0

I was doing some box plots with three variables in ggplot and struggled for a long time to get what i wanted because the data in my x axis was numeric and not factor. After reading documentation (http://www.sthda.com/english/wiki/ggplot2-box-plot-quick-start-guide-r-software-and-data-visualization) and other questions here (Modify x-axis labels in each facet and ggplot: arranging boxplots of multiple y-variables for each group of a continuous x) i understood that i had to transform my x axis data to factors.

> str(HT_2)
Classes ‘data.table’ and 'data.frame':  540 obs. of  4 variables:
 $ T             : int  -1 -2 -3 -4 0 1 2 3 4 -1 ...
 $ Month         : Factor w/ 12 levels "1","2","3","4",..: 1 1 1 1 1 1 1 1 1 1 ...
 $ Gauge         : chr  "Aconcagua" "Aconcagua" "Aconcagua" "Aconcagua" ...
 $ Norm_Flow_m3_s: num  1.49 1.77 1.99 2.02 1.17 ...
 - attr(*, ".internal.selfref")=<externalptr> 

The following line of code solved my problem

ggplot(HT_2, aes(x=Month, y=Norm_Flow_m3_s,fill=Gauge)) + geom_boxplot()

But the same line fails when the x axis has int data

> str(HT_2)
Classes ‘data.table’ and 'data.frame':  540 obs. of  4 variables:
 $ T             : int  -1 -2 -3 -4 0 1 2 3 4 -1 ...
 $ Month         : int  1 1 1 1 1 1 1 1 1 1 ...
 $ Gauge         : chr  "Aconcagua" "Aconcagua" "Aconcagua" "Aconcagua" ...
 $ Norm_Flow_m3_s: num  1.49 1.77 1.99 2.02 1.17 ...
 - attr(*, ".internal.selfref")=<externalptr> 
 - attr(*, "sorted")= chr "Month"

Even if i try to group my x axis data

ggplot(HT_2, aes(x=Month, y=Norm_Flow_m3_s,fill=Gauge,group=Month)) + geom_boxplot()

Does anyone know why this happens?

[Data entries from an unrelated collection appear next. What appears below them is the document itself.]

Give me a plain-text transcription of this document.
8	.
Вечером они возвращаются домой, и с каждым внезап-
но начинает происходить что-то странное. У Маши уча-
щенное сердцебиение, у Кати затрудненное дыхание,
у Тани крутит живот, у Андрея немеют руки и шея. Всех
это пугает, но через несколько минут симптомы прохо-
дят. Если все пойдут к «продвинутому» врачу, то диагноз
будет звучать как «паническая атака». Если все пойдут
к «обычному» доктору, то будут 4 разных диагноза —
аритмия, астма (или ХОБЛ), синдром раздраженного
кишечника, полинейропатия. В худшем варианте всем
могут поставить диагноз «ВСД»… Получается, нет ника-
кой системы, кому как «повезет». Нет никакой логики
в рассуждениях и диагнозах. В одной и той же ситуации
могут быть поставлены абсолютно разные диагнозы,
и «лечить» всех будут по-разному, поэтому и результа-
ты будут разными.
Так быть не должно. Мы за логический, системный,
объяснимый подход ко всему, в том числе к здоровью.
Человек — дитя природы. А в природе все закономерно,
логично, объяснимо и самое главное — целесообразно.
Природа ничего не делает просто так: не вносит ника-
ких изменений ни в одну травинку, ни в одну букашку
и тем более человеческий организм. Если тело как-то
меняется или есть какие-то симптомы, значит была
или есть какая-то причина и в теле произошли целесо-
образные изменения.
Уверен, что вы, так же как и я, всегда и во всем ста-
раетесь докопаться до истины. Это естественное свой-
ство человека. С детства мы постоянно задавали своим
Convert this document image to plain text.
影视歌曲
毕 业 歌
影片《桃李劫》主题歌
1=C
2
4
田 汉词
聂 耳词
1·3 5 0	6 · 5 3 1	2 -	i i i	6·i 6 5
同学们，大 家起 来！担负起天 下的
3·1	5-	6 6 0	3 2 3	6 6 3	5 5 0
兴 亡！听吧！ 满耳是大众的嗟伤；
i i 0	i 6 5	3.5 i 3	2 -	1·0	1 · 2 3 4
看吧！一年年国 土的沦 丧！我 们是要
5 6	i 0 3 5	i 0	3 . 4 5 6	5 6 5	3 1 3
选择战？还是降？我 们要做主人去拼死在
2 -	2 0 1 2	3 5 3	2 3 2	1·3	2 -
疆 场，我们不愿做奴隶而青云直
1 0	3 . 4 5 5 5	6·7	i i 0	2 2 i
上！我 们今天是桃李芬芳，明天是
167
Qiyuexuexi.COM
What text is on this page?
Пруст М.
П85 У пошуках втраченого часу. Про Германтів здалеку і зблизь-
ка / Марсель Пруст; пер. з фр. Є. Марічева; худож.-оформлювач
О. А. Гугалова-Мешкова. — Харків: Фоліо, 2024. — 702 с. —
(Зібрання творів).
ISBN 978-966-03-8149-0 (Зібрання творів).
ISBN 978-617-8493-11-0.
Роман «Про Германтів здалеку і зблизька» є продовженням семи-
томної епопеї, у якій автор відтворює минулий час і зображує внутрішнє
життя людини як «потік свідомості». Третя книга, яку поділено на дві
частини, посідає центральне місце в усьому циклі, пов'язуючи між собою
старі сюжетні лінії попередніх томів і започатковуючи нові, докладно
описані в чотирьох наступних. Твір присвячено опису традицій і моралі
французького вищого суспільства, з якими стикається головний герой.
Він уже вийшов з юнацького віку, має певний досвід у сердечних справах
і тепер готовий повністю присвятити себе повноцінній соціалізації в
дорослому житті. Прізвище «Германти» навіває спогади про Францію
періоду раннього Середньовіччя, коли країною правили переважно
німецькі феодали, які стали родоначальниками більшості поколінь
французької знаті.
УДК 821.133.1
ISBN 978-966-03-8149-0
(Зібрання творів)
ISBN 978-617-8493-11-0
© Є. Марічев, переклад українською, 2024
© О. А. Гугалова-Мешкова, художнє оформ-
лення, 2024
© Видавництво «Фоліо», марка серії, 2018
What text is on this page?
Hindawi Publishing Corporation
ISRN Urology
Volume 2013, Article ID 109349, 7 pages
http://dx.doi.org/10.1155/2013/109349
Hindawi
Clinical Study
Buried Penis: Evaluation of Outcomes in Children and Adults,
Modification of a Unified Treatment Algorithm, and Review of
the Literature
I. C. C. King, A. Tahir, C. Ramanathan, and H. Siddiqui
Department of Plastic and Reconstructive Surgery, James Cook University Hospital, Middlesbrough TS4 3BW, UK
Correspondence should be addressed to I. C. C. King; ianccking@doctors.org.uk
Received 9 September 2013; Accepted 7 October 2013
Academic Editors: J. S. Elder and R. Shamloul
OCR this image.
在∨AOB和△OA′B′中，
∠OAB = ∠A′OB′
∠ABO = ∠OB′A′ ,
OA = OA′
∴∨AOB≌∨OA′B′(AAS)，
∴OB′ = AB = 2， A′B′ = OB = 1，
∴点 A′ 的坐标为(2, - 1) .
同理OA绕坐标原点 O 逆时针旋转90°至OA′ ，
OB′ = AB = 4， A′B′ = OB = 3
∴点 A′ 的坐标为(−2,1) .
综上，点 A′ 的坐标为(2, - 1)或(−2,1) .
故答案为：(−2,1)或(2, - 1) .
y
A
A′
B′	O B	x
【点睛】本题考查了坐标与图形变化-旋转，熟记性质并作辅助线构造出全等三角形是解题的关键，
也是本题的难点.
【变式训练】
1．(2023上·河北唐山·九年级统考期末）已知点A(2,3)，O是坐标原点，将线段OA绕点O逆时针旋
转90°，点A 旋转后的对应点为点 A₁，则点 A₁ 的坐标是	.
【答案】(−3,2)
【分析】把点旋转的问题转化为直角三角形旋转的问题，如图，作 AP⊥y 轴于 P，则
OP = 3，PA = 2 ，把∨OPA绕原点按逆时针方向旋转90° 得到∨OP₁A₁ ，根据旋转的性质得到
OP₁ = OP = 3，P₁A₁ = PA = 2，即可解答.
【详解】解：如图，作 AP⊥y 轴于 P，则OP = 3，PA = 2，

Or how could i include numeric data in a box plot?

Juan Ossa
  • 1,153
  • 1
  • 10
  • 14
  • 2
    `ggplot2` relies on factors to perform a lot of the underlying computation. It's just how it was built. If you don't want to convert a variable to a factor in your dataframe, you can use the `factor` function inside `aes` eg: `ggplot(HT_2, aes(x=factor(Month), y=Norm_Flow_m3_s,fill=Gauge)) + geom_boxplot()`. Factors are good way to represent categorical data (such as months). Why do you want numeric data in your plots? – Amar May 15 '18 at 03:22
  • Thanks for the tip of using the factor function inside `aes` i had not thought about it. I know factors are useful when dealing with categorical variables, but i wanted to understand the reasons behind this requirement. – Juan Ossa May 15 '18 at 03:41
  • If you are intrigued about the reasoning behind the `tidyrverse` API, you can always email or ping the author. But imo unless it's pivotal to your work: ggplot2 uses factors. – Amar May 15 '18 at 04:48

0 Answers0